Our planning meetings start with a consideration of the answers to the Kinder questions: a couple may have different views but they will feel excitement and empowerment when they start to get a picture of their ideal life and what might be possible; what could really bring about life changes. It often takes several years for a client to really get the hang of thinking about what really is important to them and being prepared to talk about it, not just to us but to each other.

The first draft of the cash flow will usually need some immediate modifications, especially in terms of planned spending and short-term goals, but we know what resources are available. A discussion of risk is really important, we know that the biggest problem with investment returns is client behaviour and this is often the result of a risk mismatch. Our Risk Tolerance questionnaire is a starting point for a discussion, maybe clients have not understood the importance of inflation, perhaps the couple have disparate feelings and these all need to be explored and understood.

This issue with risk

The biggest challenge for a Financial Planner is to put the client’s objectives at the top of the ladder. Why would you take more risk than you need to (increasing the chances of loss) or less risk than you need to and expect not to achieve your objectives at all? The opportunity to understand risk in your own context is all-powerful and creates acceptable outcomes for clients with sufficient resources.

We explore ‘What if’ Scenarios as we would explore the risks and whether or not the initial cash flow supports the objectives. Clearly a current state cash flow may work (or fail to work) because there is a mismatch of investment risk and the implications of the management of client behaviour will be key (an interesting question might be what they did in the 2008 crash). We would want to discuss the minimum return required and how this fits with the current resources, we would talk about longevity risk and we will talk about inflation and the uncertainty of future investment returns.

Clarification and the next steps agreed form an Action Plan – a course of action required to make it all happen.
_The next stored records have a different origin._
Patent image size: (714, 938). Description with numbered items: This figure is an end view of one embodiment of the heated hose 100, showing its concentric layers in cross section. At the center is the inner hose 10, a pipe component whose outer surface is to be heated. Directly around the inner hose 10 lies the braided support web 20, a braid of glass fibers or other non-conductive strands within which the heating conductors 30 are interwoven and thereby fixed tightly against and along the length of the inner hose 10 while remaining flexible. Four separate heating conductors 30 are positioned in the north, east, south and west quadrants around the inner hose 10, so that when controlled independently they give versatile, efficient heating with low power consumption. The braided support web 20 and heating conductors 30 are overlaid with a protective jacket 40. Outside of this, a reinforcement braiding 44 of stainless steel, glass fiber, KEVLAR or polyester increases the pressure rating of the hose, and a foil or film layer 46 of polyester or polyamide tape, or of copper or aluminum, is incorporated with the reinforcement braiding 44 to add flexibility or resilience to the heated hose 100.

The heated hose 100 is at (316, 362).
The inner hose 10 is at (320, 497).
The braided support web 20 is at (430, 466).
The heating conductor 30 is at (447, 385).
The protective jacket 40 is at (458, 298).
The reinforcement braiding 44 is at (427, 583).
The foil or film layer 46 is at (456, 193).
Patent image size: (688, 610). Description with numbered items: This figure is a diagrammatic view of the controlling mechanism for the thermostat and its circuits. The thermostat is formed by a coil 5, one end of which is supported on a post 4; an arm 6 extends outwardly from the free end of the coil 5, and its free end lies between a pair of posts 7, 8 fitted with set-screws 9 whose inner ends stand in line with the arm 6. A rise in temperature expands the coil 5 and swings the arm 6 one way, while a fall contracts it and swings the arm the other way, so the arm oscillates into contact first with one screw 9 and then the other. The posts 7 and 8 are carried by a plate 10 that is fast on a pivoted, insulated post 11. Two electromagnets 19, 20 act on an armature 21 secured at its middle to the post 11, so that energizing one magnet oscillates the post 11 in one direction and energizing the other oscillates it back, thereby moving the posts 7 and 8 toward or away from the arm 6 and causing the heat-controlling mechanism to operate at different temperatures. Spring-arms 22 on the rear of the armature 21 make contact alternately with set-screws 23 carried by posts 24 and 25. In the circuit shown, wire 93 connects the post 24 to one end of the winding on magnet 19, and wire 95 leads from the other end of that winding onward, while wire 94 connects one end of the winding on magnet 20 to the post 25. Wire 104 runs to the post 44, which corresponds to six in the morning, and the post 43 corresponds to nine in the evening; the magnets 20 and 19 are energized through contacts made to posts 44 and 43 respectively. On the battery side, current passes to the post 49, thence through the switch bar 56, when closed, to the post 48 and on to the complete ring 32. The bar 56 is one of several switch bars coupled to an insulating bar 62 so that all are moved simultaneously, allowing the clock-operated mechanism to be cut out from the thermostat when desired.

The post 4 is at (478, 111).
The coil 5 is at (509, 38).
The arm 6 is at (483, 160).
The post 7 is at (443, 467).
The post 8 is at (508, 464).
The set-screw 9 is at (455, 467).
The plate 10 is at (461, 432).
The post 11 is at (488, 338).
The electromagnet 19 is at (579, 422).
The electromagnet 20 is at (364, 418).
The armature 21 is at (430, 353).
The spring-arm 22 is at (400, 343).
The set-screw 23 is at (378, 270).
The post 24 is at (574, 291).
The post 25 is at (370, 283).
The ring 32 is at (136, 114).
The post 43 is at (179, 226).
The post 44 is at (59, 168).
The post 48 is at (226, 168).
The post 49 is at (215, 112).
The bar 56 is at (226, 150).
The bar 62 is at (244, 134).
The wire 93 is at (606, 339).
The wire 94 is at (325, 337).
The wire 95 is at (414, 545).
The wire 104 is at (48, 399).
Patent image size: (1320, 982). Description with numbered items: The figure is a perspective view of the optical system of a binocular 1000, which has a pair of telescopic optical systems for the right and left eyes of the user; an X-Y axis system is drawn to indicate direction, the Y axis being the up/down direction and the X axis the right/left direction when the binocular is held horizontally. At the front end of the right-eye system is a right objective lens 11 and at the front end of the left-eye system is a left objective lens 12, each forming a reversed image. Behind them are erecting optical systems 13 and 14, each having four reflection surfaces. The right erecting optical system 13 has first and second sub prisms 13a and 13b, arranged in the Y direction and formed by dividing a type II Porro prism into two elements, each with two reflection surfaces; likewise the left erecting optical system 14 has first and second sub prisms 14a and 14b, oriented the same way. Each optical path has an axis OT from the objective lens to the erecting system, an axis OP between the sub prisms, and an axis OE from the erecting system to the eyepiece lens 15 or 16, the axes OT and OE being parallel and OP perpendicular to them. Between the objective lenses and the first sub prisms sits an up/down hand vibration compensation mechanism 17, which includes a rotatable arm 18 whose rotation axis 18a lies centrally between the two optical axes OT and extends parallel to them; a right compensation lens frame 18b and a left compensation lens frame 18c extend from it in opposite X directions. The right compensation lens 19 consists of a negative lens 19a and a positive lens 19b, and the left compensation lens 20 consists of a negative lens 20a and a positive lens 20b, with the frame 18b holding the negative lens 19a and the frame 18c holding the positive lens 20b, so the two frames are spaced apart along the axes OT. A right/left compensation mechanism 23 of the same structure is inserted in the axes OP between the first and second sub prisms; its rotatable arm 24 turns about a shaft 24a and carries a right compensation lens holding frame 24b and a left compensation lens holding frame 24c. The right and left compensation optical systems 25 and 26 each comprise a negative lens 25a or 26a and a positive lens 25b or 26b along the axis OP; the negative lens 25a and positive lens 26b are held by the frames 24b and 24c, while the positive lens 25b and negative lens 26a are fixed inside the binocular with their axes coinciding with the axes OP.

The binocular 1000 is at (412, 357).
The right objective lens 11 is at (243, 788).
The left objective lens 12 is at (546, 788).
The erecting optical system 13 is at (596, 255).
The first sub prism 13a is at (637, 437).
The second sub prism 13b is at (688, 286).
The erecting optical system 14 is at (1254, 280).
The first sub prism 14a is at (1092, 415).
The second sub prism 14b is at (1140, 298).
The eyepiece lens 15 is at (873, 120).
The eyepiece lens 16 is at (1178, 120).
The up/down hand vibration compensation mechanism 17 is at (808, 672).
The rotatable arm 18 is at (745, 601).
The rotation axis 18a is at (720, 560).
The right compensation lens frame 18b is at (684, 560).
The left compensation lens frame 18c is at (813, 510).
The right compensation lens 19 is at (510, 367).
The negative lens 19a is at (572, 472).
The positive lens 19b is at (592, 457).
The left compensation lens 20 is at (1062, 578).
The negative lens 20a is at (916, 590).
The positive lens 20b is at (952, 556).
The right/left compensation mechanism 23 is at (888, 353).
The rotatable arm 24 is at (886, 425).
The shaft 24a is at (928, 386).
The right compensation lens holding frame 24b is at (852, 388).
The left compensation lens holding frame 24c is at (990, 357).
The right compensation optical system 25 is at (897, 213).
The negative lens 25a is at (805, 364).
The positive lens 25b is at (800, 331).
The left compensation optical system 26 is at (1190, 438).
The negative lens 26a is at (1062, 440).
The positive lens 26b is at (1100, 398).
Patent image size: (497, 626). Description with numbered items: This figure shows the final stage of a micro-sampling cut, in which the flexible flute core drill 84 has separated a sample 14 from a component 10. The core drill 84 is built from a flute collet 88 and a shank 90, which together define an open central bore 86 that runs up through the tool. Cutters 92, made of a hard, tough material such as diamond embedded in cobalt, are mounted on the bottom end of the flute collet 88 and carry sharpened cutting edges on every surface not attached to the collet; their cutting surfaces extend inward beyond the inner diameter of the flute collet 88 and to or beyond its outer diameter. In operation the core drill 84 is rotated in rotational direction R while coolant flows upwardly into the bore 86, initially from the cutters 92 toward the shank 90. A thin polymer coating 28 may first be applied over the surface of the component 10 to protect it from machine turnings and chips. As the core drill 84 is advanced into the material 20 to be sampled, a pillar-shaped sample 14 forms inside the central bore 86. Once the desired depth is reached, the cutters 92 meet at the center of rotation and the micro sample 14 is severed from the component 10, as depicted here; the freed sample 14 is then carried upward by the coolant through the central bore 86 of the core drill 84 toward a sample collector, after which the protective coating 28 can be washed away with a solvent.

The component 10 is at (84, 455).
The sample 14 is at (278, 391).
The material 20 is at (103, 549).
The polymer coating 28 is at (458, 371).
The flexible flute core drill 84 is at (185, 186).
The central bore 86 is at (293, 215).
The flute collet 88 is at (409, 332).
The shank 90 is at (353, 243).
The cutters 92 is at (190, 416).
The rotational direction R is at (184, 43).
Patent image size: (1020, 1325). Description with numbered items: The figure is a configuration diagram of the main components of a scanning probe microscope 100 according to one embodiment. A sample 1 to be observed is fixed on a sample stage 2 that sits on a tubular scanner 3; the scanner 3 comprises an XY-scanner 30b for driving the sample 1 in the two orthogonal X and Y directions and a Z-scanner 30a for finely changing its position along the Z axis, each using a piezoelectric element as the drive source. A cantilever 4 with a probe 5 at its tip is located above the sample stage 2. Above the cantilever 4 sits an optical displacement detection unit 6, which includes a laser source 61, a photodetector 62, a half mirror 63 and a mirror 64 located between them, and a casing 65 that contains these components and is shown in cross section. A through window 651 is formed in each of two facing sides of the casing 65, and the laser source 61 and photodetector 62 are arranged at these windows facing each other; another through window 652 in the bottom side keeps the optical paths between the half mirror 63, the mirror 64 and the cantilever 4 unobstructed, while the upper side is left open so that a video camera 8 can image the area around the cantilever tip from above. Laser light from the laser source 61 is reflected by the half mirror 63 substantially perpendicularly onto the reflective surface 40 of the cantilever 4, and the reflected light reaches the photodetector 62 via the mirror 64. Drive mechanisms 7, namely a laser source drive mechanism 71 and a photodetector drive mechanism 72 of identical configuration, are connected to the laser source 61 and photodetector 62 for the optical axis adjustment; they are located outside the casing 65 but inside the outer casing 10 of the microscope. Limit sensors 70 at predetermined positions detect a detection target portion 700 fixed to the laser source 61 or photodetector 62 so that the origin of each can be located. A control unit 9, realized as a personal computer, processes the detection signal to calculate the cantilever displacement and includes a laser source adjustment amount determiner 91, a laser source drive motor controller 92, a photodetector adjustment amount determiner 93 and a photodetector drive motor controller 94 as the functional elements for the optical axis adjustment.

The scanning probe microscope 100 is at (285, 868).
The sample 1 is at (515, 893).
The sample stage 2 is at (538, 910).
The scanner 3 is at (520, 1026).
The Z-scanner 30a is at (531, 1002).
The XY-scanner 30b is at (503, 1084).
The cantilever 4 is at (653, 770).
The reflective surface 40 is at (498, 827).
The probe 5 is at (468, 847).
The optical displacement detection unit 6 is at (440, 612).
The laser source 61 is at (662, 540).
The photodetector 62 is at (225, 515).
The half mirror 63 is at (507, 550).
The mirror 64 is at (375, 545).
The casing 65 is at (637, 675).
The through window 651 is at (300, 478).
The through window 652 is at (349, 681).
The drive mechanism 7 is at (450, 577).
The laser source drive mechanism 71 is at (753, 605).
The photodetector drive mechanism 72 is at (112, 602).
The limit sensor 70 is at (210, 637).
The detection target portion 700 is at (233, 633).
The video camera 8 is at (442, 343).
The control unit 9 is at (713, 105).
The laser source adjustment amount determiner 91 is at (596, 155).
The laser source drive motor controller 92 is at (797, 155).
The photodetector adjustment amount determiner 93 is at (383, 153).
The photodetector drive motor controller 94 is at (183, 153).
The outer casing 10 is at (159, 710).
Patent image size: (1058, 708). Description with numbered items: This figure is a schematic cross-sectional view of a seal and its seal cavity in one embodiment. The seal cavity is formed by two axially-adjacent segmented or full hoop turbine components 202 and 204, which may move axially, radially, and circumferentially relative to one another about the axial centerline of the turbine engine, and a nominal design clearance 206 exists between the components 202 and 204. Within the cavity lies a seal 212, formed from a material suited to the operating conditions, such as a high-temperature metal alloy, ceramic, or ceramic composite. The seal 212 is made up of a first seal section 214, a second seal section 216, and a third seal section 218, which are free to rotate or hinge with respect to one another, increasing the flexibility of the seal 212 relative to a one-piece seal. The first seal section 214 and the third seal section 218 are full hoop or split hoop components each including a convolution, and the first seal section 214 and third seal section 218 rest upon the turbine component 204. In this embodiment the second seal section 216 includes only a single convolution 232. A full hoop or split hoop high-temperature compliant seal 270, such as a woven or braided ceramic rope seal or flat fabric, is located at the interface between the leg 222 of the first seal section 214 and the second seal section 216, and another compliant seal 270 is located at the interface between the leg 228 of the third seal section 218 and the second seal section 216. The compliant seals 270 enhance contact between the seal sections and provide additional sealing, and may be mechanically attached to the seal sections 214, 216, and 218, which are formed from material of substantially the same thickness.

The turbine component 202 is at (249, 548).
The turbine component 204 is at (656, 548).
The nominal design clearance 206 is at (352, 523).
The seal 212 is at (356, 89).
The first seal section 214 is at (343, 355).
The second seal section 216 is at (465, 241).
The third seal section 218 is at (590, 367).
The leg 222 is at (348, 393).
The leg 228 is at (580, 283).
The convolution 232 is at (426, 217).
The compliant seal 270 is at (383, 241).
IMPLEMENT the client’s Financial Planning recommendations

  • Issue our Meeting Notes which include an agreed Action Plan
  • Suggest that delegation to us means clients can concentrate on much more interesting things, living their life!
  • In the broadest terms though the client knows that the plan is what they need to do
  • Depending on complexity, we may follow up with focussed meetings on investment, protection or estate planning
  • Or issue any specific recommendations in writing
  • Always leaving our meetings solely to talk about the plan.

REVIEW the client’s situation

  • We might have more than one meeting with the client in year one
  • All will be focussed on forward planning
  • Unless situations are particularly complex, our review (forward planning) meetings are annual.

We have had many conversations with clients about the value of the annual meetings, they confirm the feeling of comfort, confidence and control that knowing everything is on track gives them and this is everything – worth every penny whatever the fee.